31Il ne fait pas de doute que la plupart des Églises protestantes se reconnaissent davantage dans les rapports de force esquissés par Romains 13 que dans la posture radicale d’Apocalypse 13 qui invite les croyants à « calculer le chiffre de la bête ». Mais le protestantisme, loin d’être monolithique, constitue en réalité une famille d’Églises, et la diversité de tous ceux qui de près ou de loin se réclament de la Réforme peut déconcerter. Entre la « gauche » – issue de l’aile « radicale », tels les anabaptistes, mennonites et Quakers – qui refuse tout serment et tout service militaire, et la « droite » qui, elle, estime normale la présence d’un aumônier au sein de l’armée, les divergences sont considérables. La situation de l’Église d’Angleterre est particulière. Elle est définie à la fois par une posture de subordination (il y a « suprématie royale » car l’Église est définie comme sujet de la Couronne) et par un pouvoir considérable ou « establishment » (puisqu’en contre-partie de la subordination à la Couronne elle est l’Église établie en Angleterre).

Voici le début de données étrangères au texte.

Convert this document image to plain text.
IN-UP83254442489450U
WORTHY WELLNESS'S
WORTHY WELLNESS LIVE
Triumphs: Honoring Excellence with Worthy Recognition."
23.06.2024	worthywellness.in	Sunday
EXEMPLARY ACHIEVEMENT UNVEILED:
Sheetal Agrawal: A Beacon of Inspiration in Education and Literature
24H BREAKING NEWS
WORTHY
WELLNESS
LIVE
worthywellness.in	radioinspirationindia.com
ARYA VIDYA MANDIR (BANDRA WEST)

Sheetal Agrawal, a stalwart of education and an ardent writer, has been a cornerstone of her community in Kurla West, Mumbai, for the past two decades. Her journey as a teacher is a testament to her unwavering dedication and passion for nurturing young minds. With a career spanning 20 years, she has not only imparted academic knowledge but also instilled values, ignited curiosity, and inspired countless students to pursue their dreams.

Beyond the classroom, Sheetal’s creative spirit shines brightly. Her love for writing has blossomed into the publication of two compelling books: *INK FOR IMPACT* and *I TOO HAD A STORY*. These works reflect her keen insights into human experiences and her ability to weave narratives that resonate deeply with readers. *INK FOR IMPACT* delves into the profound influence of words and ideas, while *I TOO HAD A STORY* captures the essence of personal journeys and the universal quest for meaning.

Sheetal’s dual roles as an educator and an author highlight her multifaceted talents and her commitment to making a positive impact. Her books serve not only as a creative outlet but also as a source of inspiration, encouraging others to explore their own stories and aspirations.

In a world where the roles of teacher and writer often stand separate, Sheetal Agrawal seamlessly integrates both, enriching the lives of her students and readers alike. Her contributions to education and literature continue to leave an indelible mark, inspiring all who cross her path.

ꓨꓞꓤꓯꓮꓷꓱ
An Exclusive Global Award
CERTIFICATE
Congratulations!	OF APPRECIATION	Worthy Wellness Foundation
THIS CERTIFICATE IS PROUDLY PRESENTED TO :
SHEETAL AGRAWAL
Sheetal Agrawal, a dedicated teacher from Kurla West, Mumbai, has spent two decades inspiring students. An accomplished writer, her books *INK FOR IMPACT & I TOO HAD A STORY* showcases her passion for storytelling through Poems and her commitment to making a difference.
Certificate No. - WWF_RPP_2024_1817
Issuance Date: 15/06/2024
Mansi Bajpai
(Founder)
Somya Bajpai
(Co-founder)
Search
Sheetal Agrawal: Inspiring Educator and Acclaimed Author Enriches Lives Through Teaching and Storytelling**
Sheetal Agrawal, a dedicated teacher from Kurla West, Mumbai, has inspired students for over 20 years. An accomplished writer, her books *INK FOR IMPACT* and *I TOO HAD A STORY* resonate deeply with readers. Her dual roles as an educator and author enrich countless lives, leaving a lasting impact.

32La typologie wéberienne peut aider à interpréter la prolifération d’Églises, d’ecclésioles, de dénominations et de sectes « protestantes », pour autant qu’on se souvienne que Weber esquissait seulement des « idéal-types ». La première typologie wéberienne, la mieux connue, propose de distinguer entre les communautés de type « secte » et celles qui sont de type « Église ». Le terme secte est utilisé, ici, sans connotation péjorative ; il ne comporte pas de jugement sur des contenus hétérodoxes ou hérétiques ; il qualifie simplement la volonté de se « séparer » de la société. Une deuxième typologie oppose l’idéal-type « charismatique » à l’idéal-type « institutionnel ». On peut maintenant, il me semble, y ajouter le clivage autour des références scripturaires préférées : Apocalypse 13 contre Romains 13.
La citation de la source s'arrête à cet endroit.